20 dezembro, 2013

Do vazio

     E, então, percebo que há algo errado em mim. Ando muito e não caminho nada. Falo muito e não digo nada. Ouço muito e não escuto nada. Vejo muito e não enxergo nada. 
     Me deu vontade da noite, do frio, da solidão, da contra-mão. Deu vontade das poucas palavras, de tudo de dentro, do nada de mim. E foi assim [...] era um vazio danado, teimoso, por nada arreda o pé. De insistente me deixou triste, até. Olha pra ver! Até que eu ouvi como o pulsar de um outro coração que não o meu. E era o Teu, enchendo minha alma de vida. 
     Permaneço no frio, na noite, na solidão, na contra-mão. Com poucas palavras, com tudo de dentro, com nada em mim. Mas agora é eu e Você. É tudo de Ti. É nada de mim. 

16 dezembro, 2013

Dele

     Nos detalhes desse tempo, um tanto perdida, tantas vezes me encontrava por aí, com o pensamento longe de mim. Me pegava pensando em coisas maiores que eu. E, então, quando percebi já nem me pertencia mais. Já estava tomada de um sentimento de alegria que ardia em mim. Ansiosa por não mais me pertencer, fechava os olhos, na esperança de ir mais longe por alguns segundos.
     Das coisas que Ele me deu a perceber a mais preciosa delas foi o amor. Tão escondido que quase o não pude notar, se bem que o sentia por perto. Ele me mostrava onde se escondia e quando O encontrava meu peito ardia feito algo vivo dentro de mim que morria e, ao mesmo tempo, nunca vivia tanto. Sentia que minhas forças já não eram minhas; que a minha leveza era extrema e que o que me prendia a esta terra era minha carne que já não fazia tanta diferença nesses momentos. Mas a alma voava, feito um passarinho, pra perto do céu.
    Deu-me a perceber o quanto era doído desprender-me de minhas penas; de minhas penas. Deu-me a ver que sem elas já não mais voaria para onde queria, porém Ele me daria novas asas que me levariam a lugares por mim ainda não desbravados. Tirava-me das pequenas poças para fazer-me banhar em seus rios. Fez-me perceber que o que eu pensava ser Ele era, na verdade, uma ilusão. Que quando eu quisesse O encontrar outra vez não seria fora, mas em meu pequeno peito inquieto de saudade. Saudade de voar outra vez com Ele; de cantar cantos jamais ouvidos compostos por Sua infinita bondade. E, ao ensinar-me tanto, em mim queimava um desejo de ir mais alto e, ao mesmo tempo, ficar ali. E, oscilando entre o ir e vir, vi-me, então, voando. Vi-me então, quieta. Ambos dentro dEle. Ambos completamente fora de mim. 

14 dezembro, 2013

de novo

     E dentro em mim é como se o conhecesse. Mas, então, vens. Recomeça esse interminável procurar. Faz mais uma vez minha alma se cansar na procura de teus perfumes...
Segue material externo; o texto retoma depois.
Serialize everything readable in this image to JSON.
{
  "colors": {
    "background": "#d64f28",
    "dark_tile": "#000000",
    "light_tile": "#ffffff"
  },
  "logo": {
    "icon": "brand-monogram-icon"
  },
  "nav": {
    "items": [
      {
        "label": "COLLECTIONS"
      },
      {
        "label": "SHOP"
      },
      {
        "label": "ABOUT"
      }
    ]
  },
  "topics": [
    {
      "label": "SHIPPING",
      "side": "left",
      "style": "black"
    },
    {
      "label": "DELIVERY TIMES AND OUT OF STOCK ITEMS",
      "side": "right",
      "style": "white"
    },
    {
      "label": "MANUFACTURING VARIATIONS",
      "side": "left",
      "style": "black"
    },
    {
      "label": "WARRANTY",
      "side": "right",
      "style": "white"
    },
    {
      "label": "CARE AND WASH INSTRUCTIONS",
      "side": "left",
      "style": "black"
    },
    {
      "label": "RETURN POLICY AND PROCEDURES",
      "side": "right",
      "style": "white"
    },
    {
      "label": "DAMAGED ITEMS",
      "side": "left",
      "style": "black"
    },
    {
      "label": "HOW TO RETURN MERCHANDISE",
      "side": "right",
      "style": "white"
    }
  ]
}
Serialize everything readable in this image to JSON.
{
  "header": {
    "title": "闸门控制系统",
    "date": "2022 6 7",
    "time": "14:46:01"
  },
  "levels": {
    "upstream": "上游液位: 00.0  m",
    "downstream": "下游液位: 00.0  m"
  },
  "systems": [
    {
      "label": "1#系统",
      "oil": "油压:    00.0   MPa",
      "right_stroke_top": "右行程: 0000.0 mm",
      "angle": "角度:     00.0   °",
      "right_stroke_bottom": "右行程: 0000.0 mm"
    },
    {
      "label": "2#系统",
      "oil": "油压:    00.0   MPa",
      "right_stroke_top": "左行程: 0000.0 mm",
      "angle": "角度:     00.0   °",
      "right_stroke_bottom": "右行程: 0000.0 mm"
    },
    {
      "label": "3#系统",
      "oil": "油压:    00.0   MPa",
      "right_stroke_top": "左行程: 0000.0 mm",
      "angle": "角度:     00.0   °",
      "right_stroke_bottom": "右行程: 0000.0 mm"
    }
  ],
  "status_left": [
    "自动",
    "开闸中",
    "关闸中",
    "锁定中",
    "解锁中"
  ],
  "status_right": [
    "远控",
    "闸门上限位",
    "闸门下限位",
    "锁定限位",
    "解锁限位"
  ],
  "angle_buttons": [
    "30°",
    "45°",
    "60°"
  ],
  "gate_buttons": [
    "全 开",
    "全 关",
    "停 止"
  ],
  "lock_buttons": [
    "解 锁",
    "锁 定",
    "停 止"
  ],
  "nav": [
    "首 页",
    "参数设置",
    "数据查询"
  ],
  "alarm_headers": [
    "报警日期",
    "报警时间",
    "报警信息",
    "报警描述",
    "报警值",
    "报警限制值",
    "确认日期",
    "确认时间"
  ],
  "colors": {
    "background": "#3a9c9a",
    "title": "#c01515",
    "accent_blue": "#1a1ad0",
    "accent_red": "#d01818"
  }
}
     E já não é a primeira vez que saio à procura de ti. E não é a primeira vez que me deixas enferma pela ausência; pela presença de um vazio na alma; me custa calma; me custa tempo; me custa vida. Logo dou-me, então, rendida. Se teus olhos vejo, logo adormeço. Percebo então que já não suporta mais, o meu pequeno coração, a grandeza do teu parecer. Do teu reaparecer; do teu ser. Então vejo-me morrendo. Vejo-me vivendo; ardendo. E de que outra forma, senão, aspirando nosso encontro?

    Então te vais... e sem perceber logo me vejo desassossegada outra vez. Logo vejo tudo de novo. Logo vejo tudo de novo.